Reputation: 9348
An Excel spreadsheet looked like below.
With Pandas, I want to remove the columns “Project C” and “Project E”, and all rows with value “XX” in Columns “Project A” and “Project D”.
import pandas as pd
import numpy as np
work_file = "C:\\test.xlsx"
df = pd.read_excel(work_file, sheetname = "Sheet1", index_col = 0)
column_list_to_remove = [“Project C", “Project E"]
results1 = df.drop(column_list_to_remove, axis=1)
writer = pd.ExcelWriter("C:\\test new.xlsx")
pd.formats.format.header_style = None
results1.to_excel(writer,'Sheet1')
writer.save()
Above work well in removing the columns.
I try added on this line to remove rows with value “XX” in “Project A”, and failed. Without hope to remove those in “Project D”.

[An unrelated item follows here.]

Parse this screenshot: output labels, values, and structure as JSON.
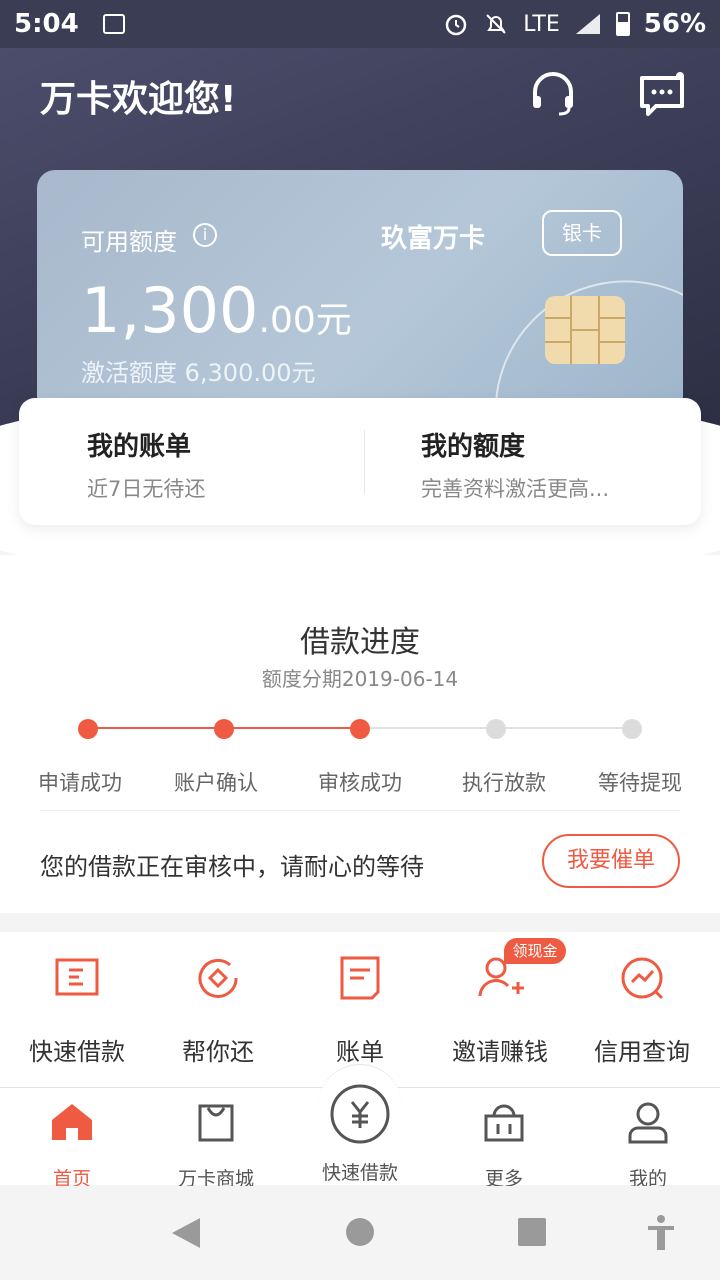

results1 = results1[results1."Project A" != "XX"]
# SyntaxError: invalid syntax
How can I remove those rows? Thank you.
Upvotes: 1
Views: 1590
Reputation: 3462
If your column names did not have whitespace, you could have done something along the lines of:
results1 = results1.query("ColumnName != 'XX'")
or alternatively inplace:
results1.query("ColumnName != 'XX'", inplace=True)
Alas, they do. Now you can either rename those columns, as whitespace is evil incarnate, or do:
results1 = results1[results1['Project A'] != 'XX']
Basically: create a mask for the index and slice the dataframe.
Renaming your columns without the whitespace can be done in a oneliner as well:
results1.columns = [''.join(x.strip().split()) for x in results1.columns]
Then you can proceed with something like:
column_list = ['ProjectA', 'ProjectD']
for col in column_list:
results1.query(col+"!='XX'", inplace=True)
Upvotes: 1